日本HPは1月9日、省電力、省スペースを実現するSoftware Defined Server「HP Moonshot System」のラインアップを拡充し、AMD Opteron Xシリーズを搭載したリモートデスクトップ向け 「HP ProLiant m700 サーバーカートリッジ」、及び現行製品と比べ最大で約7倍の性能を発揮する最新Atomプロセッサを搭載した「HP ProLiant m300 サーバーカートリッジ」を発表し、同日より出荷を開始した。

「HP Moonshot System」は、「Software Defined Server」コンセプトに基づいて開発され、ターゲットとするアプリケーション特性に合わせて最適なスペックのカートリッジを、4.3Uのシャーシに最大45枚収容可能な次世代システム基盤。

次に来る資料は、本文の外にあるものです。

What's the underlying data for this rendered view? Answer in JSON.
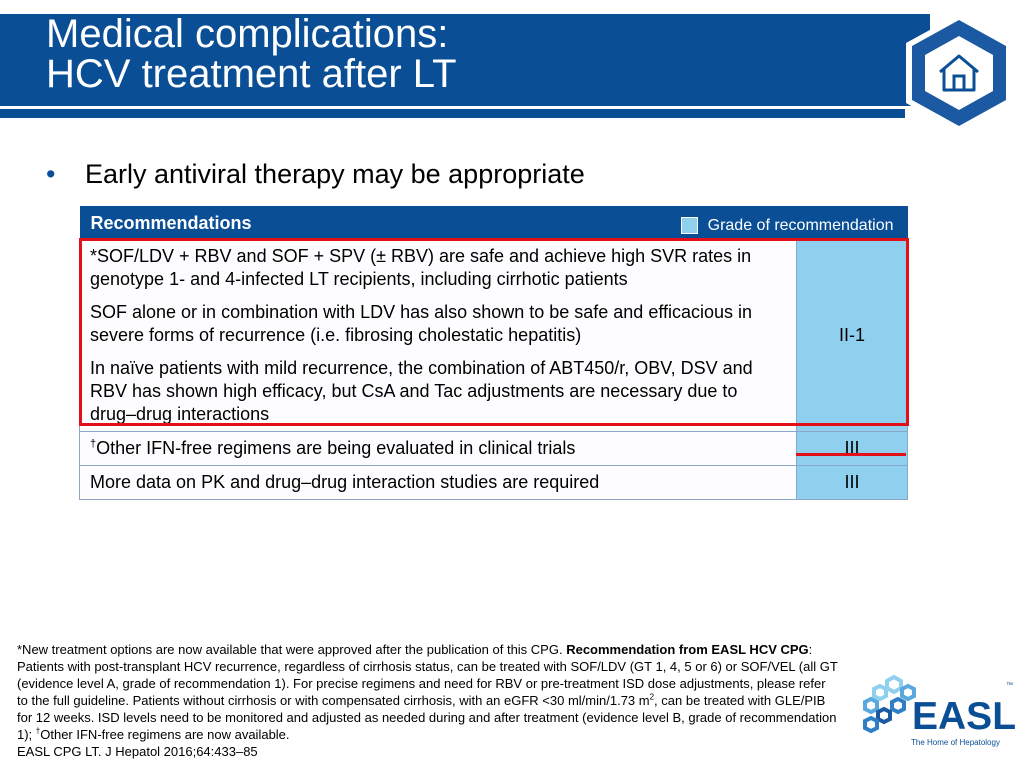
{
  "title": {
    "line1": "Medical complications:",
    "line2": "HCV treatment after LT"
  },
  "bullet": {
    "text": "Early antiviral therapy may be appropriate"
  },
  "table": {
    "header_label": "Recommendations",
    "grade_key_label": "Grade of recommendation",
    "rows": [
      {
        "paragraphs": [
          "*SOF/LDV + RBV and SOF + SPV (± RBV) are safe and achieve high SVR rates in genotype 1- and 4-infected LT recipients, including cirrhotic patients",
          "SOF alone or in combination with LDV has also shown to be safe and efficacious in severe forms of recurrence (i.e. fibrosing cholestatic hepatitis)",
          "In naïve patients with mild recurrence, the combination of ABT450/r, OBV, DSV and RBV has shown high efficacy, but CsA and Tac adjustments are necessary due to drug–drug interactions"
        ],
        "grade": "II-1"
      },
      {
        "prefix_sup": "†",
        "text": "Other IFN-free regimens are being evaluated in clinical trials",
        "grade": "III"
      },
      {
        "text": "More data on PK and drug–drug interaction studies are required",
        "grade": "III"
      }
    ]
  },
  "footnote": {
    "part1": "*New treatment options are now available that were approved after the publication of this CPG. ",
    "bold": "Recommendation from EASL HCV CPG",
    "part2": ": Patients with post-transplant HCV recurrence, regardless of cirrhosis status, can be treated with SOF/LDV (GT 1, 4, 5 or 6) or SOF/VEL (all GT (evidence level A, grade of recommendation 1). For precise regimens and need for RBV or pre-treatment ISD dose adjustments, please refer to the full guideline. Patients without cirrhosis or with compensated cirrhosis, with an eGFR <30 ml/min/1.73 m",
    "sup2": "2",
    "part3": ", can be treated with GLE/PIB for 12 weeks. ISD levels need to be monitored and adjusted as needed during and after treatment (evidence level B, grade of recommendation 1); ",
    "dagger": "†",
    "part4": "Other IFN-free regimens are now available.",
    "citation": "EASL CPG LT. J Hepatol 2016;64:433–85"
  },
  "logo": {
    "word": "EASL",
    "tm": "™",
    "tagline": "The Home of Hepatology"
  },
  "colors": {
    "brand_blue": "#0a4f95",
    "grade_fill": "#8fd0ef",
    "highlight_red": "#e3101a"
  },
  "icons": {
    "home_badge": "home-icon",
    "logo_mark": "hexagon-cluster-icon"
  }
}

4ノードモデルとなる「HP ProLiant m700」は、1つのカートリッジに独立した4ノードを実装し、4.3Uのシャーシに45カートリッジ180ノードを実装可能なサーバカートリッジ。GPUを統合したAMD Opteron X2150 APUプロセッサを4基、ECC対応DDR3 SO-DIMMスロットを4基、ローカルブート用に32GB iSSDメザニンスロットを4基搭載。Windows 7およびWindows 8 - 64bit(将来対応)をサポートし、Citrixのデスクトップソリューション「Citrix XenDesktop 」に最適なリモートデスクトップ環境が構築できるよう設計、及び検証されている。価格は2,248万8,900円(シャーシ、45カートリッジ、スイッチ含)~。

「HP ProLiant m700」

「HP ProLiant m700」のサーバカートリッジ

リモートデスクトップでは、VDIを中心に仮想化技術を利用したものが多いが、「HP ProLiant m700」では、仮想化を使わず、ハードウェアを占有するソリューションを提供。同社はこれを「HDI(Hosted Desktop Infrastracture)」と呼ぶ。

日本HP HPサーバー事業統括本部 HPサーバー製品統括本部 統括本部長 橘一徳氏は、動画などマルチメディアを多く利用する最近のデスクトップ環境では、仮想化はリソースが不足すると話す。

同社の調査では、900クライアントでの利用時、VDIに比べ導入時間の9割、消費電力の5割を削減できるという。

「HDI(Hosted Desktop Infrastracture)」

また、同社は同日 クアッドコアCPU搭載のシンクライアント「HP t620」の提供を開始し、リモートクライアントソリューションを強化する。価格は5万4,600円~。

「HP t620」。左が「HP t620 Thin Client」、右が「HP t620 PLUS Thin Client」

「HP t620」は、AMD GXプロセッサとAMD Radeon HD professional グラフィックスを搭載した、シリーズ初のクアッドコアCPU搭載のファンレスシンクライアント。映像や音声などマルチメディアの処理性能を従来モデル比で約1.5倍向上した。外形寸法はW220×D65×H240mm。

パワーユーザー向けシンクライアント

「HP ProLiant m700」などのハードウェアリソースを占有利用する性能重視型のリモートデスクトップと、高性能「HP t620」を組み合わせることで、CADや医療画像処理など負荷の高いアプリケーション利用に最適なソリューションを実現する。

「HP ProLiant m700」を掲げる日本HP HPサーバー事業統括本部 HPサーバー製品統括本部 統括本部長 橘一徳氏

「HP ProLiant m300」は、サーバ向けのIntel Atom C2750(8コア、2.4GHz)を1基、及び32GBメモリ (ECC対応)を搭載した サーバカートリッジ。搭載するプロセッサは現行製品との比較で最大約7倍のWebサーバ性能を発揮する。価格は1,607万9,700円(シャーシ、45カートリッジ、スイッチ含)~。

「HP ProLiant m300」

「HP ProLiant m300」は、、Intel Xeon E3-1230v3(4C/3.3GHz)搭載のラックマウント型サーバとのベンチマーク比較において、ほぼ同等のWebサーバ性能を実現しているという。このため、静的Webサーバ用途に加え、動的Webサーバ、コンテンツ配信やMemcachedにも対応可能だという。